Through it all, and to everyone who would listen, I asked, or more simply let it be known: please, however this turns out, please let me be able to run again.

Everything was fine, in the end. Solid echocardiogram (no heart disease), clean transesophageal (no blood clots), and a successful cardioversion (where they shoot electrical currents to your heart to bring it back in line) worked on the first try. The feeling of being broken is passing relatively quickly. I’m gradually getting used to the adjustment in blood pressure medication that came with the introduction of channel blockers to lessen the likelihood of this happening again, along with a couple of other minor issues that will disappear in a week or two. The good news for the days to come is, solid heart, clear lungs, no unexploded ordnance after all. So as usual, what remains is all in my head. And here’s what my head is saying:

Twenty-one Septembers. Twelve racing seasons. Two marathons. These are all finite numbers, and because they are, time now takes on a much different meaning for me than chip time or personal records or race pace. Ten thousand kisses. A hundred more times to visit with one of your children. A few dozen sunrises over one ocean, a few dozen sunsets over another. More finite numbers.

More important than when do we cross the finish line, or how fast do we go, the real questions are, how do we get to the start line, and what and who do we bring with us. Resurrection and redemption are powerful concepts and I don’t mean to overdramatize, but they are very much on my mind—what can you make of yet another chance, can you embrace the changes that, in the immortal words of Warren Zevon, will allow you to “enjoy every sandwich.”
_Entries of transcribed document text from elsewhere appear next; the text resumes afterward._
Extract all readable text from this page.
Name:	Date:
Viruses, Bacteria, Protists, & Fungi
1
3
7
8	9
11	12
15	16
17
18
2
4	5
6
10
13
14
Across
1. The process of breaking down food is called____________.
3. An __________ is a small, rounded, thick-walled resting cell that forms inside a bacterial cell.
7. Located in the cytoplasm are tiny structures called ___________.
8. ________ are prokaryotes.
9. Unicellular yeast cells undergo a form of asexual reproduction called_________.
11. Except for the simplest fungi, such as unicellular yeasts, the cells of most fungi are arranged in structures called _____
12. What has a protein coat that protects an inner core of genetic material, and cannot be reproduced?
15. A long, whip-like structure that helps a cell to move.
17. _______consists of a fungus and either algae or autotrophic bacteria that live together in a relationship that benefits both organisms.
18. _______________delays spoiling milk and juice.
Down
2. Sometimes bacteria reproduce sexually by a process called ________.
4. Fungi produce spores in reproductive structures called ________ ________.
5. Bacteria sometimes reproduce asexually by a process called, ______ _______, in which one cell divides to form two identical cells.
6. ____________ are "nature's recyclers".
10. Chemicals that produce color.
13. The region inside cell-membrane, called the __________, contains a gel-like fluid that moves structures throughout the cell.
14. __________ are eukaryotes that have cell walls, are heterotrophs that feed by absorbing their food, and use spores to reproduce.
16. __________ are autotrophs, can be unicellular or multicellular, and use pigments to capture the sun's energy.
Or, more directly, who do you love most, who do you need most, and are you willing to take their hand every day—every single day—and let the love radiate from that connection, not as some effusive but ephemeral force dissolving into the universe, but as a focused intentional sharing with everyone around you.

So yeah, I may still have a time goal or two, but those are secondary goals now, far down the list. Love for the sport, love for the people who share the road with me, love for every day and every gift that brings my heart rate up—I’ve known in recent years on some level that this is the way, and now I know for sure how important it is not to allow a single moment of it to pass without saying it out loud.

Run free. Breathe deep. Finish strong. That mantra will never leave me, one reason why it’s tattooed on my arm. My next tattoo? An imperfect but strong and grateful heart, shocked back into life, finding and spreading love, counting down until the end. I’m cleared to go. Can’t wait to see you all back out there.